Selama musim panas, suhu di sebagian besar India lebih dari 40 derajat dan total produksi sangat rendah. Jadi secara historis, harga tomat melonjak di bulan Juli, dibandingkan dengan harga yang lebih rendah di bulan Februari-Maret.
“Kekurangan tomat di bulan Juli ini sudah diketahui sejak 25 hingga 30 tahun terakhir. Jika demikian, maka itu bisnis yang potensial, bukan? Mengapa tidak ada satu perusahaan pun yang maju untuk mengatasi masalah ini? Karena ada ketakutan jika saya berinvestasi dan memberikan solusi, tiba-tiba pemerintah melakukan sesuatu yang akan mendistorsi seluruh pasar, ”kata Ramanjaneyulu.
Pemerintah, katanya, harus berinvestasi dalam unit pengolahan dan fasilitas penyimpanan dingin yang terjangkau, terutama dengan peningkatan frekuensi dan intensitas kondisi cuaca ekstrem.
Mengubah pola curah hujan

Di India, jumlah hari dalam setahun saat suhu naik di atas 33 derajat Celcius telah meningkat dari 70 menjadi 89 dalam tiga dekade terakhir.
Pola curah hujan selama monsun India, yang biasanya berlangsung dari Juni hingga September, juga berubah.
“Selama 10 hari hujannya maksimal. Dan untuk hari-hari lainnya Anda hanya mendapatkan sedikit hujan,” kata Ramanjaneyulu.
Hal ini menambah kesengsaraan petani.
Sunil Sinha, direktur senior dan kepala ekonom Peringkat dan Riset India, mengatakan menciptakan rantai penyimpanan dingin, dengan fasilitas penyimpanan dan kendaraan berpendingin untuk transportasi, bukanlah ilmu roket.
“Ini adalah teknologi teruji yang tersedia di seluruh dunia.

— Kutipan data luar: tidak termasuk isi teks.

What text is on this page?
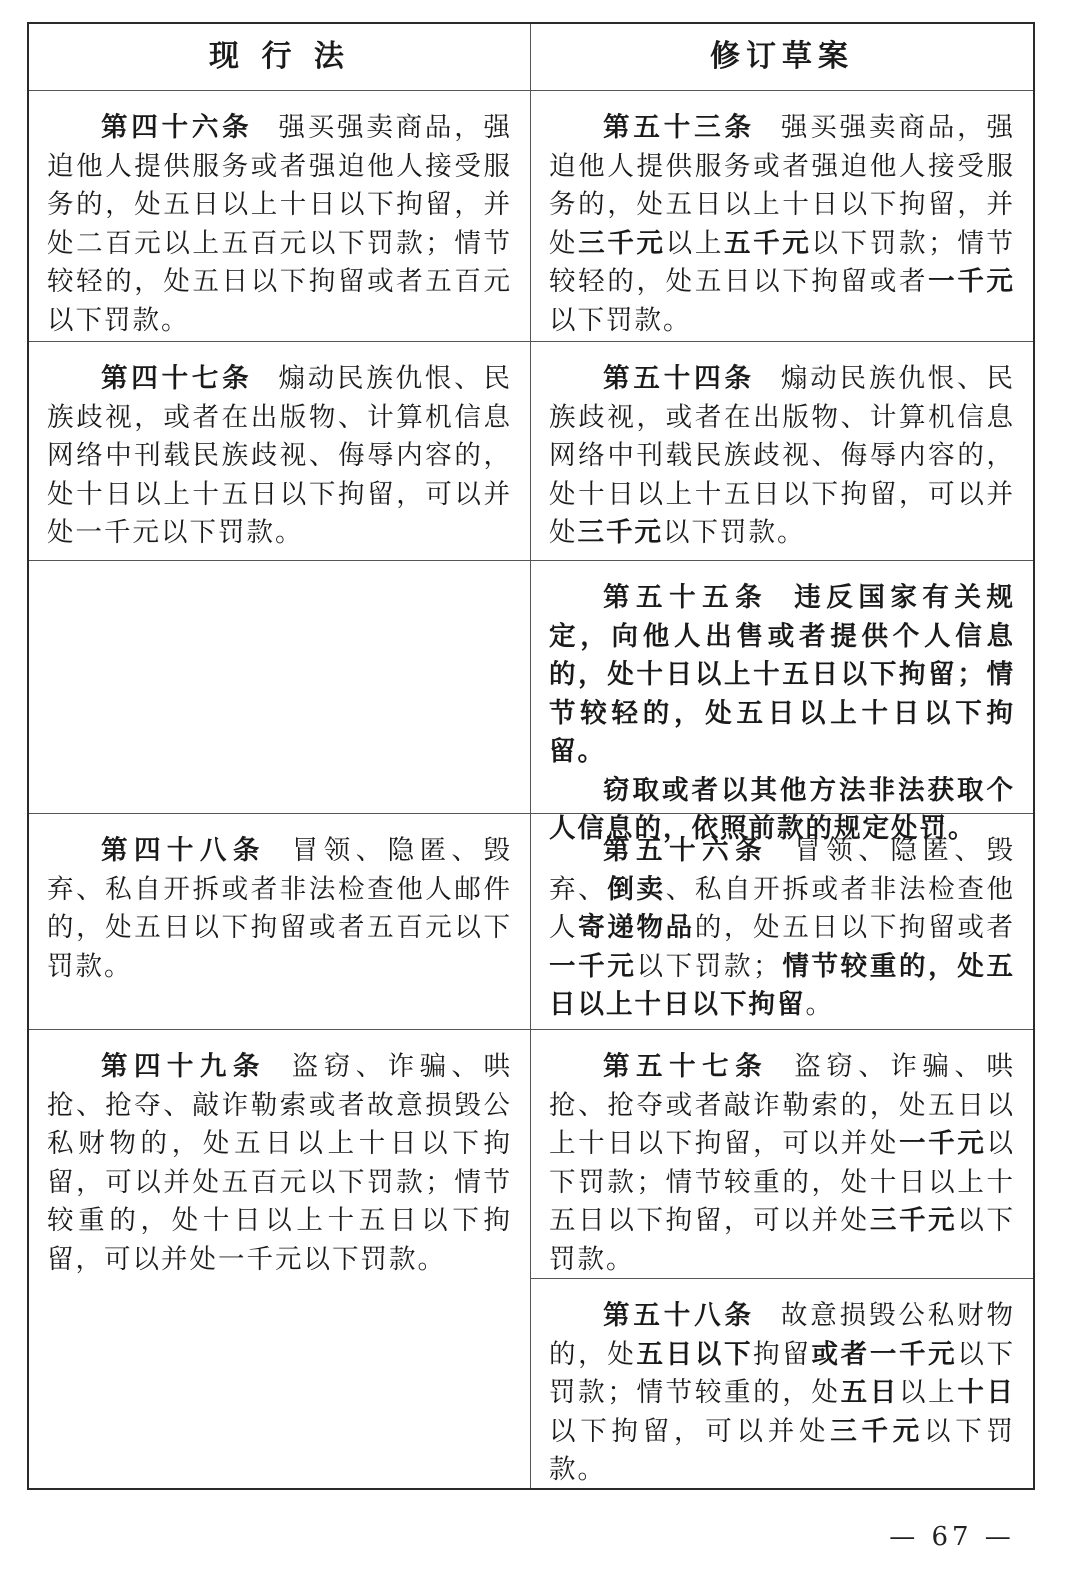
现 行 法	修订草案

第四十六条 强买强卖商品，强迫他人提供服务或者强迫他人接受服务的，处五日以上十日以下拘留，并处二百元以上五百元以下罚款；情节较轻的，处五日以下拘留或者五百元以下罚款。

第五十三条 强买强卖商品，强迫他人提供服务或者强迫他人接受服务的，处五日以上十日以下拘留，并处三千元以上五千元以下罚款；情节较轻的，处五日以下拘留或者一千元以下罚款。

第四十七条 煽动民族仇恨、民族歧视，或者在出版物、计算机信息网络中刊载民族歧视、侮辱内容的，处十日以上十五日以下拘留，可以并处一千元以下罚款。

第五十四条 煽动民族仇恨、民族歧视，或者在出版物、计算机信息网络中刊载民族歧视、侮辱内容的，处十日以上十五日以下拘留，可以并处三千元以下罚款。

第五十五条 违反国家有关规定，向他人出售或者提供个人信息的，处十日以上十五日以下拘留；情节较轻的，处五日以上十日以下拘留。

窃取或者以其他方法非法获取个人信息的，依照前款的规定处罚。

第四十八条 冒领、隐匿、毁弃、私自开拆或者非法检查他人邮件的，处五日以下拘留或者五百元以下罚款。

第五十六条 冒领、隐匿、毁弃、倒卖、私自开拆或者非法检查他人寄递物品的，处五日以下拘留或者一千元以下罚款；情节较重的，处五日以上十日以下拘留。

第四十九条 盗窃、诈骗、哄抢、抢夺、敲诈勒索或者故意损毁公私财物的，处五日以上十日以下拘留，可以并处五百元以下罚款；情节较重的，处十日以上十五日以下拘留，可以并处一千元以下罚款。

第五十七条 盗窃、诈骗、哄抢、抢夺或者敲诈勒索的，处五日以上十日以下拘留，可以并处一千元以下罚款；情节较重的，处十日以上十五日以下拘留，可以并处三千元以下罚款。

第五十八条 故意损毁公私财物的，处五日以下拘留或者一千元以下罚款；情节较重的，处五日以上十日以下拘留，可以并处三千元以下罚款。

— 67 —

Tapi itu membutuhkan investasi dalam jumlah besar yang harus datang dari sektor swasta,” katanya kepada Al Jazeera.
Tapi dia mengatakan ada defisit kepercayaan.
“Petani takut perusahaan swasta akan menciptakan monopoli, mengeksploitasinya, dan menjual produk mereka dengan ‘laba supernormal’. Korporasi takut…petani tidak memenuhi kontraknya, yang berujung pada tuntutan hukum yang berkepanjangan,” ujarnya.
Menunjuk regulator untuk mengontrol fungsi pasar produk pertanian, sama seperti yang dilakukan pemerintah di sektor asuransi, real estat, pasar saham, dan listrik, adalah salah satu cara untuk mengurangi ketidakpercayaan itu, kata Sinha.
“Badan pengawas akan melindungi kepentingan semua orang dan skalanya tidak akan menguntungkan konsumen, produsen, investor, atau perantara,” katanya.
Gagasan lain untuk memastikan bahwa petani mendapatkan harga yang lebih baik sambil melindungi konsumen dari guncangan harga yang tiba-tiba adalah agar petani membentuk koperasi dan berinvestasi dalam menciptakan rantai penyimpanan dingin mereka sendiri, dengan dukungan pemerintah, seperti yang terjadi pada susu di awal tahun 1970-an.
Verghese Kurien, ketua Dewan Pengembangan Susu Nasional, memimpin gerakan untuk menciptakan jaringan susu nasional, yang menghubungkan produsen dengan konsumen, sehingga mengurangi variasi harga dan memastikan produsen mendapatkan bagian keuntungan yang besar. Itu juga mengubah India dari negara kekurangan susu menjadi produsen susu terbesar di dunia.
“Susu adalah komoditas tunggal, jadi akan sedikit rumit karena banyaknya jenis sayuran, tapi bisa dilakukan,” kata Sinha.
Pemerintah India tampaknya bergerak ke arah itu. Pada Juli 2021, mereka membentuk Kementerian Kerjasama untuk memberikan kerangka hukum, administrasi, dan kebijakan untuk memperkuat gerakan koperasi di negara tersebut. Menteri Dalam Negeri India Amit Shah, yang mengepalai kementerian, telah mendesak para petani untuk membuat kolektif, atau Organisasi Produsen Petani (FPO), untuk mengakses kredit dan dukungan lainnya.
Tapi itu adalah solusi jangka panjang yang tidak mengatasi penderitaan petani dan konsumen sehari-hari, yang menurut para ahli iklim akan semakin buruk.
Bulan Agustus diperkirakan akan terjadi penurunan curah hujan.
“Ini lagi-lagi akan mempengaruhi panen. Apa pun yang bertahan sekarang mungkin tidak bertahan, ”kata Ramanjaneyulu.
Bhaskar Goswami, seorang pakar kebijakan pertanian, mengatakan kepada Al Jazeera bahwa “hal yang terlintas di benak saya setiap pagi adalah apakah saya harus membeli dua liter solar atau satu kilogram tomat.”